For circuit judge: Scott and Merritt

A Times Editorial
Published October 20, 2006

Voters in the 5th Judicial Circuit will choose two new judges for the sprawling circuit that includes Hernando, Citrus, Lake, Sumter and Marion counties. These are nonpartisan positions and voters in all five counties will choose the circuit judges, who serve four-year terms and earn $145,080 a year.

The circuit is roughly the size of Connecticut and has more than 750,000 residents. Last year there were about 36,000 court filings in the circuit.

The Times' recommendations follow.

In the Sept. 5 elections, two races wound up in runoffs when the leading candidate did not receive 50 percent, plus one, of the vote total. The top two finishers in each race now face each other in the Nov. 7 general election.

Group 29

Edward Scott has spent his entire career in the law, honing his skills as a street cop, a deputy, a prosecutor, a public defender and then a private attorney. There is precious little, if anything at all, dealing with the legal system he has not experienced first-hand.

This comprehensive training and a lifetime of learning has prepared the 55-year-old Ocala attorney to take the next professional step, to the Circuit Court bench.

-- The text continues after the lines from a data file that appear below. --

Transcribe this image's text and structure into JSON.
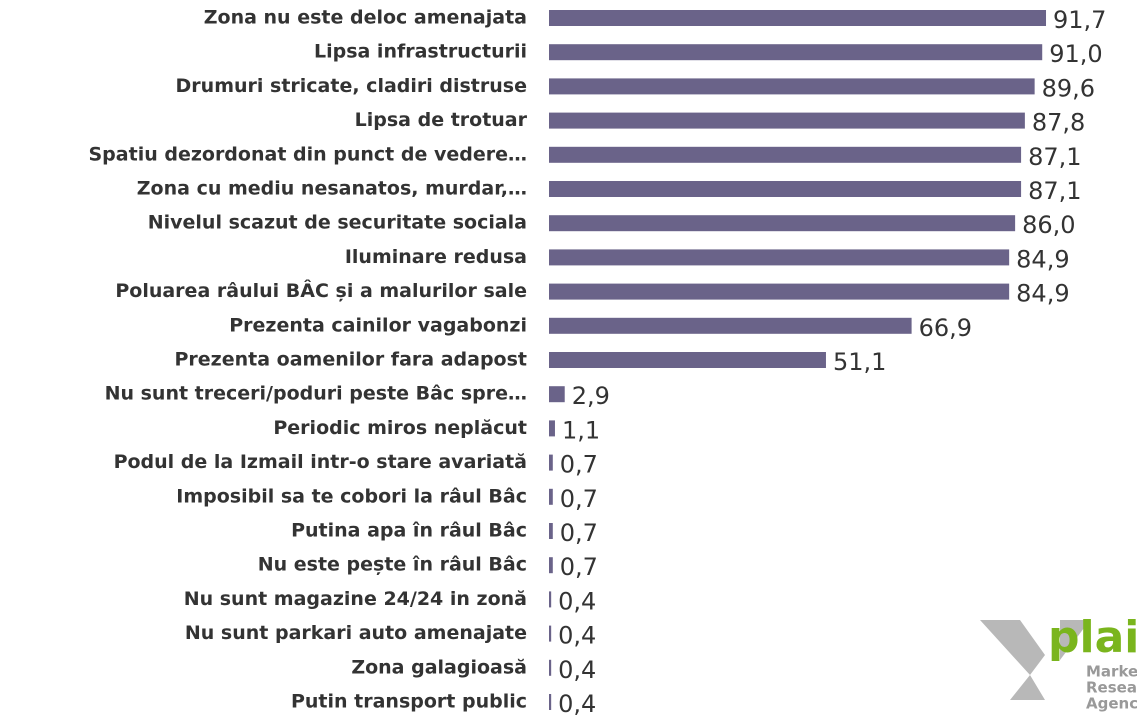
{
  "chart_data": {
    "type": "hbar",
    "categories": [
      "Zona nu este deloc amenajata",
      "Lipsa infrastructurii",
      "Drumuri stricate, cladiri distruse",
      "Lipsa de trotuar",
      "Spatiu dezordonat din punct de vedere…",
      "Zona cu mediu nesanatos, murdar,…",
      "Nivelul scazut de securitate sociala",
      "Iluminare redusa",
      "Poluarea râului BÂC și a malurilor sale",
      "Prezenta cainilor vagabonzi",
      "Prezenta oamenilor fara adapost",
      "Nu sunt treceri/poduri peste Bâc spre…",
      "Periodic miros neplăcut",
      "Podul de la Izmail intr-o stare avariată",
      "Imposibil sa te cobori la râul Bâc",
      "Putina apa în râul Bâc",
      "Nu este pește în râul Bâc",
      "Nu sunt magazine 24/24 in zonă",
      "Nu sunt parkari auto amenajate",
      "Zona galagioasă",
      "Putin transport public"
    ],
    "values": [
      91.7,
      91.0,
      89.6,
      87.8,
      87.1,
      87.1,
      86.0,
      84.9,
      84.9,
      66.9,
      51.1,
      2.9,
      1.1,
      0.7,
      0.7,
      0.7,
      0.7,
      0.4,
      0.4,
      0.4,
      0.4
    ],
    "value_labels": [
      "91,7",
      "91,0",
      "89,6",
      "87,8",
      "87,1",
      "87,1",
      "86,0",
      "84,9",
      "84,9",
      "66,9",
      "51,1",
      "2,9",
      "1,1",
      "0,7",
      "0,7",
      "0,7",
      "0,7",
      "0,4",
      "0,4",
      "0,4",
      "0,4"
    ],
    "color": "#6a6389",
    "xlim": [
      0,
      100
    ]
  },
  "logo": {
    "name": "plain",
    "lines": [
      "Marketing",
      "Research",
      "Agency"
    ]
  }
}
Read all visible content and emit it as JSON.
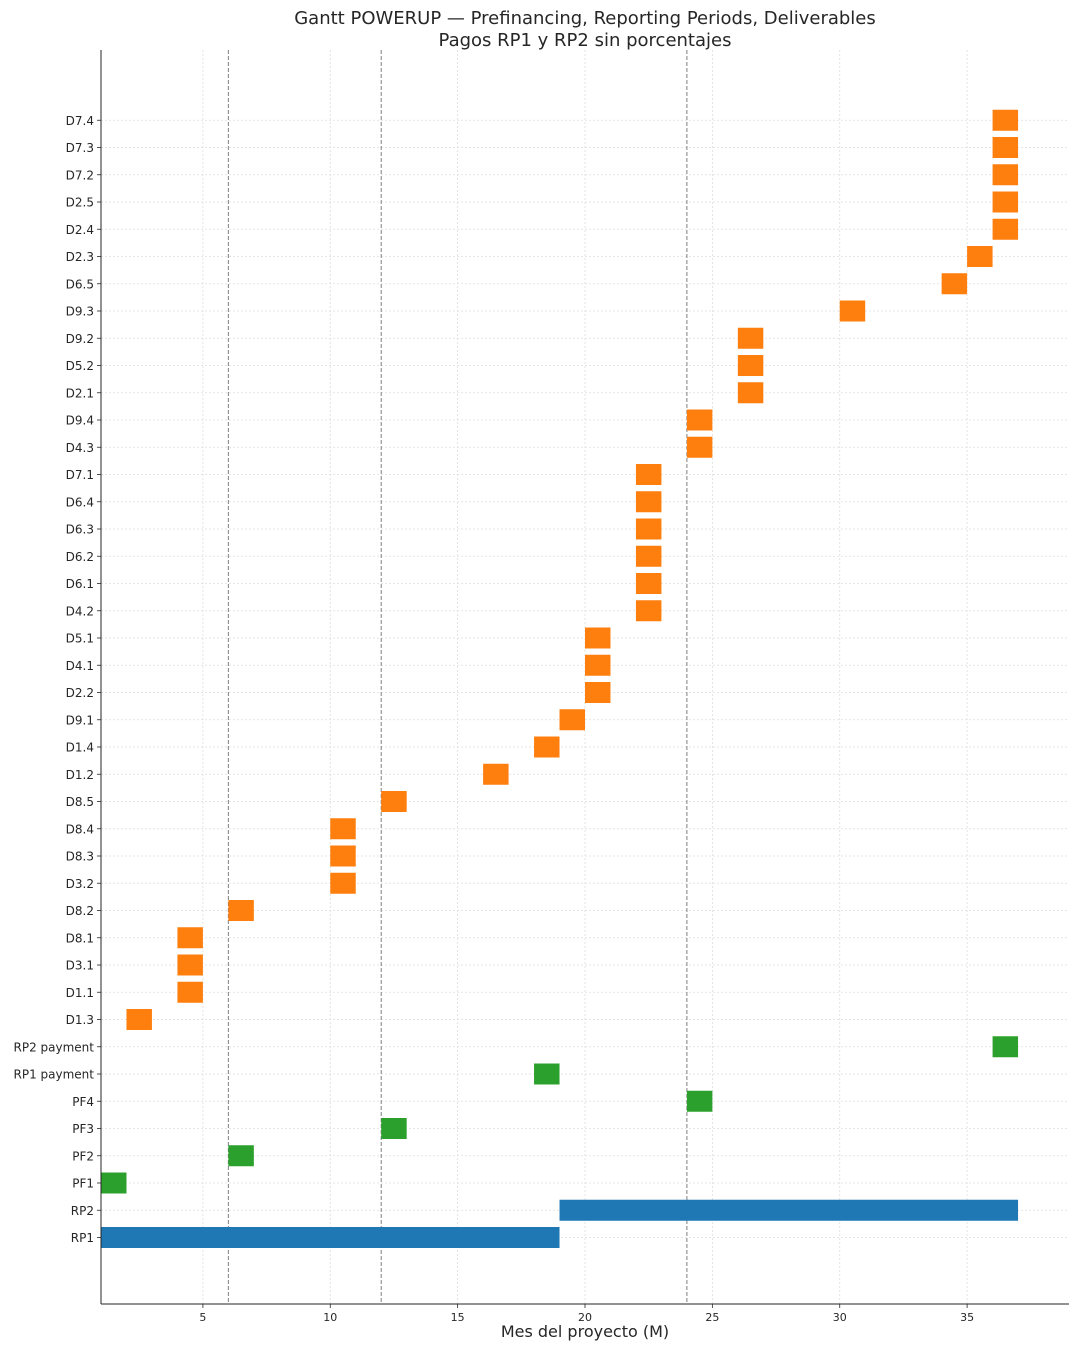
{
  "chart_data": {
    "type": "bar",
    "orientation": "horizontal-gantt",
    "title": "Gantt POWERUP — Prefinancing, Reporting Periods, Deliverables",
    "subtitle": "Pagos RP1 y RP2 sin porcentajes",
    "xlabel": "Mes del proyecto (M)",
    "ylabel": "",
    "xlim": [
      1,
      39
    ],
    "x_ticks": [
      5,
      10,
      15,
      20,
      25,
      30,
      35
    ],
    "grid": true,
    "vertical_reference_lines": [
      6,
      12,
      24
    ],
    "colors": {
      "reporting_period": "#1f77b4",
      "payment": "#2ca02c",
      "deliverable": "#ff7f0e",
      "reference_line": "#808080",
      "grid": "#dddddd"
    },
    "tasks": [
      {
        "label": "RP1",
        "start": 1,
        "end": 19,
        "kind": "reporting_period"
      },
      {
        "label": "RP2",
        "start": 19,
        "end": 37,
        "kind": "reporting_period"
      },
      {
        "label": "PF1",
        "start": 1,
        "end": 2,
        "kind": "payment"
      },
      {
        "label": "PF2",
        "start": 6,
        "end": 7,
        "kind": "payment"
      },
      {
        "label": "PF3",
        "start": 12,
        "end": 13,
        "kind": "payment"
      },
      {
        "label": "PF4",
        "start": 24,
        "end": 25,
        "kind": "payment"
      },
      {
        "label": "RP1 payment",
        "start": 18,
        "end": 19,
        "kind": "payment"
      },
      {
        "label": "RP2 payment",
        "start": 36,
        "end": 37,
        "kind": "payment"
      },
      {
        "label": "D1.3",
        "start": 2,
        "end": 3,
        "kind": "deliverable"
      },
      {
        "label": "D1.1",
        "start": 4,
        "end": 5,
        "kind": "deliverable"
      },
      {
        "label": "D3.1",
        "start": 4,
        "end": 5,
        "kind": "deliverable"
      },
      {
        "label": "D8.1",
        "start": 4,
        "end": 5,
        "kind": "deliverable"
      },
      {
        "label": "D8.2",
        "start": 6,
        "end": 7,
        "kind": "deliverable"
      },
      {
        "label": "D3.2",
        "start": 10,
        "end": 11,
        "kind": "deliverable"
      },
      {
        "label": "D8.3",
        "start": 10,
        "end": 11,
        "kind": "deliverable"
      },
      {
        "label": "D8.4",
        "start": 10,
        "end": 11,
        "kind": "deliverable"
      },
      {
        "label": "D8.5",
        "start": 12,
        "end": 13,
        "kind": "deliverable"
      },
      {
        "label": "D1.2",
        "start": 16,
        "end": 17,
        "kind": "deliverable"
      },
      {
        "label": "D1.4",
        "start": 18,
        "end": 19,
        "kind": "deliverable"
      },
      {
        "label": "D9.1",
        "start": 19,
        "end": 20,
        "kind": "deliverable"
      },
      {
        "label": "D2.2",
        "start": 20,
        "end": 21,
        "kind": "deliverable"
      },
      {
        "label": "D4.1",
        "start": 20,
        "end": 21,
        "kind": "deliverable"
      },
      {
        "label": "D5.1",
        "start": 20,
        "end": 21,
        "kind": "deliverable"
      },
      {
        "label": "D4.2",
        "start": 22,
        "end": 23,
        "kind": "deliverable"
      },
      {
        "label": "D6.1",
        "start": 22,
        "end": 23,
        "kind": "deliverable"
      },
      {
        "label": "D6.2",
        "start": 22,
        "end": 23,
        "kind": "deliverable"
      },
      {
        "label": "D6.3",
        "start": 22,
        "end": 23,
        "kind": "deliverable"
      },
      {
        "label": "D6.4",
        "start": 22,
        "end": 23,
        "kind": "deliverable"
      },
      {
        "label": "D7.1",
        "start": 22,
        "end": 23,
        "kind": "deliverable"
      },
      {
        "label": "D4.3",
        "start": 24,
        "end": 25,
        "kind": "deliverable"
      },
      {
        "label": "D9.4",
        "start": 24,
        "end": 25,
        "kind": "deliverable"
      },
      {
        "label": "D2.1",
        "start": 26,
        "end": 27,
        "kind": "deliverable"
      },
      {
        "label": "D5.2",
        "start": 26,
        "end": 27,
        "kind": "deliverable"
      },
      {
        "label": "D9.2",
        "start": 26,
        "end": 27,
        "kind": "deliverable"
      },
      {
        "label": "D9.3",
        "start": 30,
        "end": 31,
        "kind": "deliverable"
      },
      {
        "label": "D6.5",
        "start": 34,
        "end": 35,
        "kind": "deliverable"
      },
      {
        "label": "D2.3",
        "start": 35,
        "end": 36,
        "kind": "deliverable"
      },
      {
        "label": "D2.4",
        "start": 36,
        "end": 37,
        "kind": "deliverable"
      },
      {
        "label": "D2.5",
        "start": 36,
        "end": 37,
        "kind": "deliverable"
      },
      {
        "label": "D7.2",
        "start": 36,
        "end": 37,
        "kind": "deliverable"
      },
      {
        "label": "D7.3",
        "start": 36,
        "end": 37,
        "kind": "deliverable"
      },
      {
        "label": "D7.4",
        "start": 36,
        "end": 37,
        "kind": "deliverable"
      }
    ]
  }
}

Scott won 45 percent of the votes in the Sept. 5 race, while Sandy Hawkins collected 36 percent. Peyton Hyslop finished third with 19 percent.

Quiet and thoughtful, Scott brings a measured approach and respect for the legal system and for the people whose lives are impacted by the law. He pledges that anyone who appears in his court will know that they were treated with dignity and respect, no matter what the outcome.

It is his varied and lengthy education and professional experience, however, that makes him the best qualified person in the Group 29 race.

His opponent, Assistant State Attorney Sandy Hawkins, brings a different kind of experience to her candidacy. As a prosecutor, she is involved in the real day-to-day world of the courthouse. She has a strong feel for the pulse of the community after handling hundreds of misdemeanor and felony cases over the last nine years.

Hawkins' personal life is also an inspiration. Raised in the Florida countryside, she worked hard and put herself through the University of Florida and then Stetson College of Law. As a single mother, she has raised six sons while working at a very stressful position.

Hawkins is very believable when she says that as a judge, she will be able to relate to the people who come before her. Her compassion and work ethic are unquestioned.

If she does not succeed in this race, Hawkins should continue to seek a seat on the bench because the legal system can never have enough high-achievers who have persevered despite long odds.

She must also broaden her legal experience beyond the criminal court side. Scott's career reflects a determination to succeed in all aspects of the system, a goal that he has accomplished.

The Times recommends that voters elect Edward Scott to the Group 29 Circuit Court bench.

Group 31

After a three-way race in the September Primary Election for the Group 31 judgeship in the 5th Judicial Circuit, Daniel B. Merritt Jr. fell seven-tenths of a percentage point short of winning outright the 50-percent-plus-one margin for a win. He bested challengers Jeff Kirk, who garnered 33 percent of the vote for the runoff spot, and Sabato "Sal" DeVito, whose 17 percent eliminated him from this race.

The majority of voters picked the best candidate the first time around, and we encourage them to back Merritt again.

Merritt's 16 years of experience as a private attorney have afforded him the opportunity to represent a diverse group of people. He has specialized in family, probate, business and real estate law. That wide-ranging experience has given him the tools needed to rule from the bench with practical perspective. His deep roots in his native Hernando County, in which he would mainly serve, augment his candidacy positively.

Merritt was one of the Judicial Nominating Committee's choices for a Hernando County judgeship in 2005, but he failed to earn the nod from Gov. Jeb Bush. Still, that distinctive acknowledgement of his background strengthens Merritt's candidacy in this race against Kirk, whose experience as an assistant Hernando County attorney and a city councilman in Homestead, while truly admirable, cannot overcome Merritt's proficiency as an advocate for everyday litigants.

Merritt possesses the legal temperament and credentials to serve the people of the 5th Judicial Circuit. Although we very much respect the qualifications of his opponent, we recommend Merritt in this contest.